My father would counter, as he always did, by pointing out the difficulties of his finding a comparable job in Britain, the impossibility of buying a house anything like the one we had in Bad Münstereifel. It didn’t make sense, anyway; when my mother wasn’t having what she called one of her Down with Deutschland moods, she used to complain about Britain, the ludicrously high cost of living, the traffic that congested the whole of the south of England, the poor state of the schools, the hospitals… the only things she missed, she said, were British tea and Tesco. German supermarkets were never properly organized; whoever thought of putting the Christmas Stollen next to the soap powder aisle?
As for me, I knew quite firmly that I didn’t want to go and live in England. Even the things that my mother spoke about with affection, such as British tea-with milk in it!-sounded awful. And then, as I well knew from hearing her describe it a hundred times, the school system was totally different; children started school at the age of five, and had to stay there all day. They had lunch in the school, and it always tasted terrible, according to my mother, who seemed to find this very amusing. Puréed potatoes and chunks of meat, without any cream sauce or anything.
I remember once we had to do a school project about where our families came from. I drew a wobbly map of Britain with my mother’s hometown on it. We had to include some information about the major products of the area, so I asked my mother what Middlesex had lots of, and she said, “Roads.”
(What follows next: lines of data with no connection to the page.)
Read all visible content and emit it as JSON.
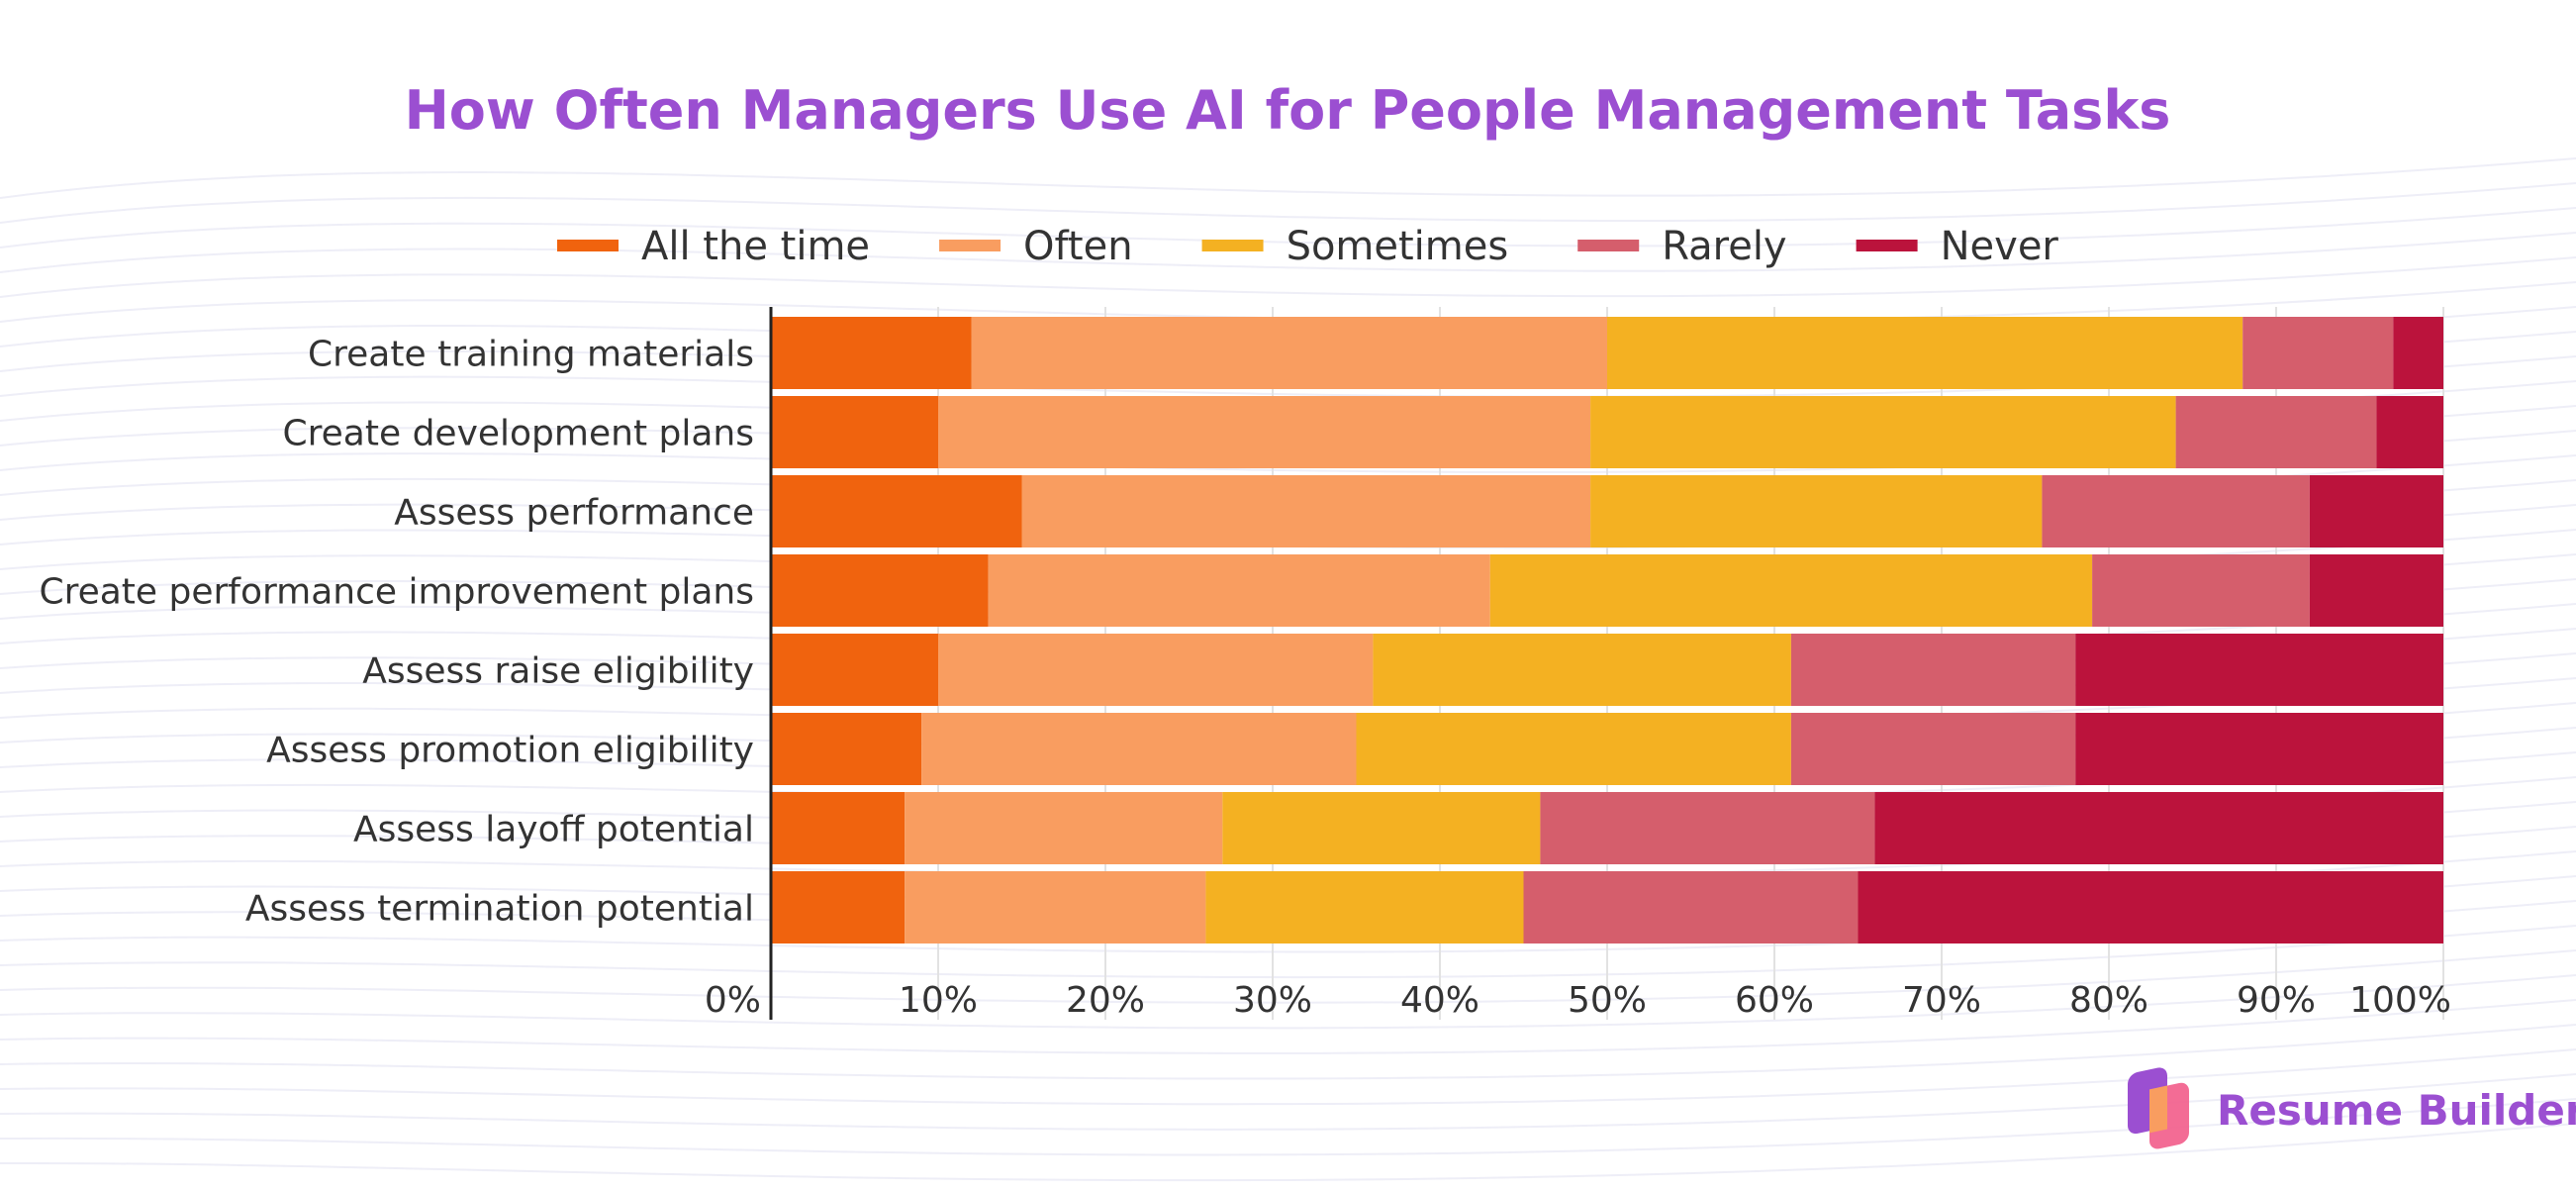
{
  "chart_data": {
    "type": "bar",
    "orientation": "horizontal",
    "stacked": true,
    "title": "How Often Managers Use AI for People Management Tasks",
    "categories": [
      "Create training materials",
      "Create development plans",
      "Assess performance",
      "Create performance improvement plans",
      "Assess raise eligibility",
      "Assess promotion eligibility",
      "Assess layoff potential",
      "Assess termination potential"
    ],
    "series": [
      {
        "name": "All the time",
        "color": "#f0630e",
        "values": [
          12,
          10,
          15,
          13,
          10,
          9,
          8,
          8
        ]
      },
      {
        "name": "Often",
        "color": "#f99d60",
        "values": [
          38,
          39,
          34,
          30,
          26,
          26,
          19,
          18
        ]
      },
      {
        "name": "Sometimes",
        "color": "#f4b122",
        "values": [
          38,
          35,
          27,
          36,
          25,
          26,
          19,
          19
        ]
      },
      {
        "name": "Rarely",
        "color": "#d55e6c",
        "values": [
          9,
          12,
          16,
          13,
          17,
          17,
          20,
          20
        ]
      },
      {
        "name": "Never",
        "color": "#bb133c",
        "values": [
          3,
          4,
          8,
          8,
          22,
          22,
          34,
          35
        ]
      }
    ],
    "xlim": [
      0,
      100
    ],
    "xticks": [
      "0%",
      "10%",
      "20%",
      "30%",
      "40%",
      "50%",
      "60%",
      "70%",
      "80%",
      "90%",
      "100%"
    ],
    "grid": "vertical",
    "legend": "top-center",
    "xlabel": "",
    "ylabel": ""
  },
  "brand": {
    "name": "Resume Builder",
    "color": "#9b4fd1"
  },
  "title_color": "#9b4fd1"
}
I put my Ranzen carefully down on the floor of the hallway and was preparing to escape up the stairs without interrupting my parents, when the kitchen door opened and my mother stomped out. She was twisting a dishcloth between her hands as though she were wringing a chicken’s neck.
“Pia, I’m
glad you’re home.”
Uh-oh, I thought. My father appeared in the doorway behind my mother; he had composed his features into a mask of placidity, but the florid hue of his complexion gave him away.
“Kate…” he said in a warning tone.
“Shut up, Wolfgang,” was my mother’s conciliatory reply. She bent toward me, strands of dark hair flopping untidily over her eyes. “How would you like to go and visit Oma Warner, Pia?”
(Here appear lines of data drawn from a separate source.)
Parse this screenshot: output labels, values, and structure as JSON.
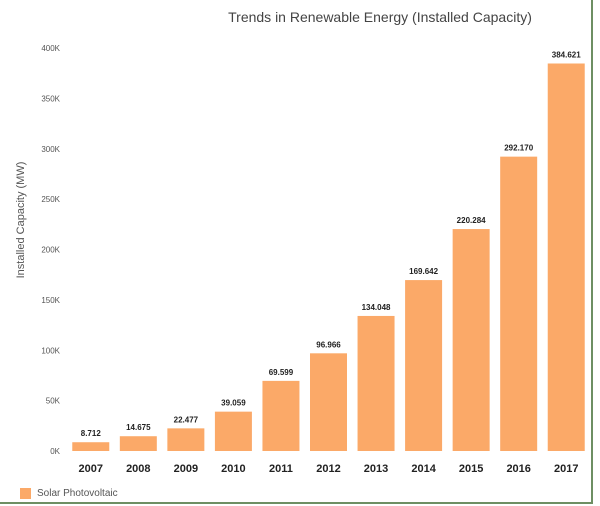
{
  "chart_data": {
    "type": "bar",
    "title": "Trends in Renewable Energy (Installed Capacity)",
    "ylabel": "Installed Capacity (MW)",
    "xlabel": "",
    "categories": [
      "2007",
      "2008",
      "2009",
      "2010",
      "2011",
      "2012",
      "2013",
      "2014",
      "2015",
      "2016",
      "2017"
    ],
    "series": [
      {
        "name": "Solar Photovoltaic",
        "values": [
          8.712,
          14.675,
          22.477,
          39.059,
          69.599,
          96.966,
          134.048,
          169.642,
          220.284,
          292.17,
          384.621
        ],
        "data_labels": [
          "8.712",
          "14.675",
          "22.477",
          "39.059",
          "69.599",
          "96.966",
          "134.048",
          "169.642",
          "220.284",
          "292.170",
          "384.621"
        ],
        "color": "#fba968"
      }
    ],
    "y_unit_note": "values in thousands of MW (axis shows K)",
    "ylim": [
      0,
      400
    ],
    "yticks": [
      "0K",
      "50K",
      "100K",
      "150K",
      "200K",
      "250K",
      "300K",
      "350K",
      "400K"
    ],
    "grid": false,
    "legend_position": "bottom-left"
  }
}
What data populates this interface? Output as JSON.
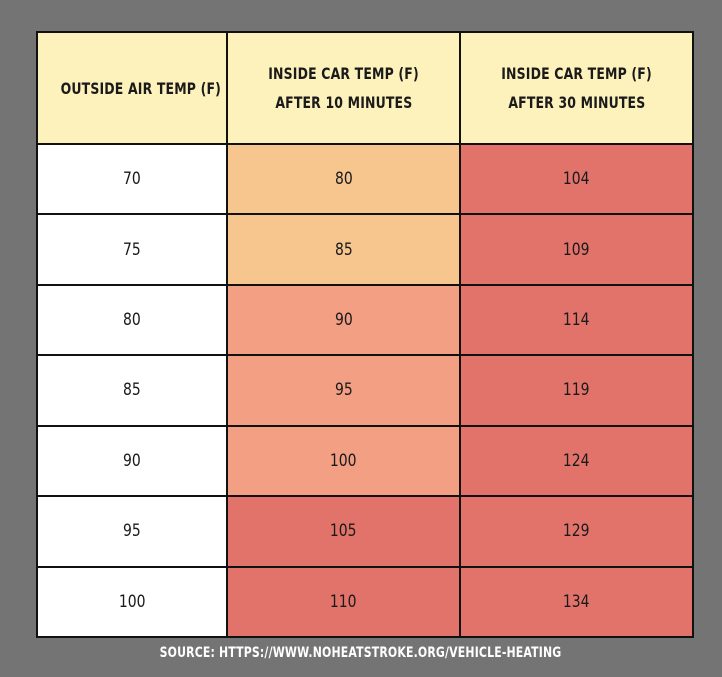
{
  "chart_data": {
    "type": "table",
    "columns": [
      {
        "line1": "OUTSIDE AIR TEMP (F)",
        "line2": ""
      },
      {
        "line1": "INSIDE CAR TEMP (F)",
        "line2": "AFTER 10 MINUTES"
      },
      {
        "line1": "INSIDE CAR TEMP (F)",
        "line2": "AFTER 30 MINUTES"
      }
    ],
    "rows": [
      [
        "70",
        "80",
        "104"
      ],
      [
        "75",
        "85",
        "109"
      ],
      [
        "80",
        "90",
        "114"
      ],
      [
        "85",
        "95",
        "119"
      ],
      [
        "90",
        "100",
        "124"
      ],
      [
        "95",
        "105",
        "129"
      ],
      [
        "100",
        "110",
        "134"
      ]
    ],
    "cell_colors": [
      [
        "white",
        "peach",
        "red"
      ],
      [
        "white",
        "peach",
        "red"
      ],
      [
        "white",
        "salmon",
        "red"
      ],
      [
        "white",
        "salmon",
        "red"
      ],
      [
        "white",
        "salmon",
        "red"
      ],
      [
        "white",
        "red",
        "red"
      ],
      [
        "white",
        "red",
        "red"
      ]
    ],
    "colors": {
      "background": "#747474",
      "header": "#fdf1bc",
      "white": "#ffffff",
      "peach": "#f7c68f",
      "salmon": "#f29f84",
      "red": "#e1736b",
      "grid": "#111111"
    }
  },
  "source": "SOURCE: HTTPS://WWW.NOHEATSTROKE.ORG/VEHICLE-HEATING"
}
“She’s not going,” cut in my father over her shoulder.
“Yes, she is.” My mother’s voice was steely.
“She cannot go,” announced my father. “She has things booked already for the summer holidays. The summer camp in the Schleidtal, the art course.”
“I’ll unbook them,” said my mother.
“Thomas and Britta are also coming,” persisted my father. “Pia should spend some time with her cousins.”
I shot him a mutinous glance at this; spending time with Michel and Simon was akin to falling into a snake pit.
“What about my family?” demanded my mother, shaking the hair out of her eyes. “She hardly ever sees them. She should spend some time with them for once.”
“We invited your mother for the summer, but she would not come,” my father pointed out. This was perfectly true; Oma Warner could rarely be lured over the Channel to visit us in Bad Münstereifel. She claimed that both flying and sailing brought on her “funny turns,” and she couldn’t stand either German sausages or German bread, which she said tasted soggy.
“That’s beside the point,” snapped my mother.
“What is the point, then?” barked my father back at her.
“The point is…” began my mother, and stopped. “The point is…” She put her hands up as though to clutch her brow. “I don’t want Pia staying here all summer. It’s not…”
“Yes?” said my father in a loaded voice.
“It’s not safe,” said my mother eventually.